For the mass of ordinary Ugandans who do not have a theory of European parliamentary rules and roles, this bifurcation is not there. The MP is both intellectually and intuitively a vehicle for development and charity. When voting, it is not how many pieces of legislation the MP initiated or how many times they talked in parliament that matters but how many development projects they took to their constituency. So deeply entrenched is this role of the MP in the Ugandan mind that people actually look less at the local governments and more to their MPs.
One can pontificate that Ugandans MPs as leaders should lead by example and hold onto the role of parliament as stipulated in our constitution. But the same constitution says the people are sovereign; MPs are elected to serve them. Leaders have to lead but to be successful their strategies of leadership must be understood and appreciated by the people. The more contested political office is the more leaders will be inclined to follow the feelings of their electorate.
I can understand a leader going against the popular will; especially where matters of national survival are concerned. But in most mundane matters, leaders must be sensitive to the way their followers think. And this is the essence of democratic politics: like entrepreneurs in the market, politicians must be responsive to the whims of voters on whom they rely for their political survival. In the case of the coronavirus, MPs need to have money at their disposal to distribute food and other essential necessities to those among their constituents who are in need.
This brings me to Museveni. He is the best example of this practice. As political contestation has increased, so has the budget for State House, the residence of the president, which also houses his private office. This financial year, that budget stands at Shs300 billion and a significant share of it goes to “gifts” and presidential donations. It was, therefore, hypocritical of him to condemn MPs’ Shs10 billion when he has already allocated himself 30 times more money than that: one man against 463 legislators.
When I was young and theoretical I used to condemn Museveni for the State House budget. I have since grown older and much more realistic. Even if I do not agree with such huge sums of public money allocated to the residence of the president, I now understand the circumstances that make it politically necessary. Even if Kizza Besigye or Bobi Wine were elected president, this practice would remain albeit under different guises. That is how politics works.
And for critics who argue that pandering to these popular sentiments undermines “development” of institutions, I say that argument is theoretically persuasive but empirically wrong.

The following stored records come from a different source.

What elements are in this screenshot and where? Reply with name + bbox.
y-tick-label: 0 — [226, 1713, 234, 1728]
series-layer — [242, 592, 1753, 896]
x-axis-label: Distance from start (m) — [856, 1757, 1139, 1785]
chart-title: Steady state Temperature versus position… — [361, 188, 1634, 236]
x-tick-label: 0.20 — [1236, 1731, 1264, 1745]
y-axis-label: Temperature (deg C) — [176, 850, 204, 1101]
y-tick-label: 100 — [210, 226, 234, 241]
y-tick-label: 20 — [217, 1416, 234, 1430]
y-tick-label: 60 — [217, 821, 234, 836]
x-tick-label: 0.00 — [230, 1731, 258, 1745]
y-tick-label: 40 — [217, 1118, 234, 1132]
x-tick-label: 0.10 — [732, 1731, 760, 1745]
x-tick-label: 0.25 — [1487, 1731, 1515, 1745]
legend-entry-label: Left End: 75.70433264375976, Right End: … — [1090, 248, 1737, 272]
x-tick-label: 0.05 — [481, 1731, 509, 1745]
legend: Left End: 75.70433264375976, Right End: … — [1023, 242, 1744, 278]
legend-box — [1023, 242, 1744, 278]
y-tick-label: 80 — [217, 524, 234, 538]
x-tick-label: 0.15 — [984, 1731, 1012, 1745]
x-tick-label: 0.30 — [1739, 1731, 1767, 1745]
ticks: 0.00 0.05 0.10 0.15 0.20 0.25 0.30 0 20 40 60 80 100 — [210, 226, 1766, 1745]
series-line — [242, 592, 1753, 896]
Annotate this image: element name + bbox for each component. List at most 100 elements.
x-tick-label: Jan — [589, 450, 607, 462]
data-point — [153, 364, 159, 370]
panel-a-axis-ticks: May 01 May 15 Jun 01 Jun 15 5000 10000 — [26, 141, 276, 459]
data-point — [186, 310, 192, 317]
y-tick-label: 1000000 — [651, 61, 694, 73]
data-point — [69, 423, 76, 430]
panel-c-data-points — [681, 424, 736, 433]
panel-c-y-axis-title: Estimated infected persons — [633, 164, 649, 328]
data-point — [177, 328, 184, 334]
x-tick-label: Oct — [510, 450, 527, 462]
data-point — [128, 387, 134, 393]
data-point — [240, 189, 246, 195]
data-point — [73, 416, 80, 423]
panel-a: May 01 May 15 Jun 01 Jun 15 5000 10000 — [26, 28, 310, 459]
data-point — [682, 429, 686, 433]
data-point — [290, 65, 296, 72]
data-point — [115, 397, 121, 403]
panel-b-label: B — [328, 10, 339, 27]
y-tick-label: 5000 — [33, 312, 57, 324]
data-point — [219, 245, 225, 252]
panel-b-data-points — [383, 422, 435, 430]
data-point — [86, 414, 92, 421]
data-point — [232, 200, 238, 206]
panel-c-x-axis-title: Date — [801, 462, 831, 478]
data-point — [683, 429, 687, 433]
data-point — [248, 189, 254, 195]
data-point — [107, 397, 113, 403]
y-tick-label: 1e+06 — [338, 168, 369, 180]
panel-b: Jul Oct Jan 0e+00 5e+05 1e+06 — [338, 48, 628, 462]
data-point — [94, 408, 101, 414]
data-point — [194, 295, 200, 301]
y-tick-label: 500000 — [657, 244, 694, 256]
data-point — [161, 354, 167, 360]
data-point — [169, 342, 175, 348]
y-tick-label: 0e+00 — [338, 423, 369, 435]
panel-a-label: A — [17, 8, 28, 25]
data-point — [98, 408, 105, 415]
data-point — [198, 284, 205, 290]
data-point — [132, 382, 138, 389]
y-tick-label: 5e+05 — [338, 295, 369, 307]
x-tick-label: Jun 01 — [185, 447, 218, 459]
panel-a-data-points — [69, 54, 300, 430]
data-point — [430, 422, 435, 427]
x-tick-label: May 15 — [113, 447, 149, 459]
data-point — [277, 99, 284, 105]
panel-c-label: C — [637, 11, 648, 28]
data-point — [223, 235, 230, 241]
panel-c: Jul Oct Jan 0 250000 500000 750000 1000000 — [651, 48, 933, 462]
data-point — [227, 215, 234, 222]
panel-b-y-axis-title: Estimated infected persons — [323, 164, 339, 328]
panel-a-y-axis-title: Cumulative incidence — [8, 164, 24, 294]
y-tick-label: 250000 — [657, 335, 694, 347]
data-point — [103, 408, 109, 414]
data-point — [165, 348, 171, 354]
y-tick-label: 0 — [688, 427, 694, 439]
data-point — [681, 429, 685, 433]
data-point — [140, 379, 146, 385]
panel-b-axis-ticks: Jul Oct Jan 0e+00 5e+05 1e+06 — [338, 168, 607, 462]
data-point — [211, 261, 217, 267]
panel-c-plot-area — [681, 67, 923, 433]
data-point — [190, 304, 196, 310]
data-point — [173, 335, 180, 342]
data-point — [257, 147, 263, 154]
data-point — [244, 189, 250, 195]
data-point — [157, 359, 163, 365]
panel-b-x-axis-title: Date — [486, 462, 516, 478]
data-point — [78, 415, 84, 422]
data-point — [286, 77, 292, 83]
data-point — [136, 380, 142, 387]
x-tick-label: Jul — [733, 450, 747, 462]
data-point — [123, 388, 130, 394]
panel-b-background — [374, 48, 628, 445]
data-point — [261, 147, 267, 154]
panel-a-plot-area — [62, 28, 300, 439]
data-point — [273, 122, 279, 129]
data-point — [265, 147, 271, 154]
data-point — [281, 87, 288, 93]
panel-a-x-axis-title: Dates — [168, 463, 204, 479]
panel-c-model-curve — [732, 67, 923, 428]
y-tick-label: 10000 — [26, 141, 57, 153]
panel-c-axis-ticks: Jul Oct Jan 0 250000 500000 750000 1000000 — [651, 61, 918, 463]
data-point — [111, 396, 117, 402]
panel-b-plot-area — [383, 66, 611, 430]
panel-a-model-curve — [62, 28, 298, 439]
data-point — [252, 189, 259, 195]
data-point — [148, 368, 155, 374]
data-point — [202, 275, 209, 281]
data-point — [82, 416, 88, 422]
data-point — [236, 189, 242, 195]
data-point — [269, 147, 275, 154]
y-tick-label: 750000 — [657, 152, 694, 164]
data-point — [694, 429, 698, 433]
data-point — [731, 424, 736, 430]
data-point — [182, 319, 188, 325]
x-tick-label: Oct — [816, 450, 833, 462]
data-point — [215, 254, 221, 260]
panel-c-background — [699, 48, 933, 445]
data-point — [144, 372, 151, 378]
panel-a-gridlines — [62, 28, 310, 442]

All the rich countries of today, when they were at the same level of development as we are (rural, agrarian, illiterate and poor), had the same kind of politics and it did not stop them from developing. Indeed, their current institutional setup is a result, not a cause, of their development.
For the intellectually curious, I advise them to read a small book by the American journalist, William Riordon, titled Plunkitt of Tammany Hall; A Series of Very Plain Talks on Very Practical Politics. Written at the beginning of the 20th Century, it is a series of reflections by George Washington Plunkitt, a then-leading figure in the Democratic Party machine of New York State on how politics is organised and how elections are won in that state.
At that time (1913), USA per capita income at PPP was $10,500 in 2020 prices; the equivalent for Uganda today is $2,700. But the nature of politics between the USA and Uganda, where elected officials met the personal needs of their constituents through certain forms of charity are similar. It did not stop the U.S. from institutionalisation and will not stop Uganda.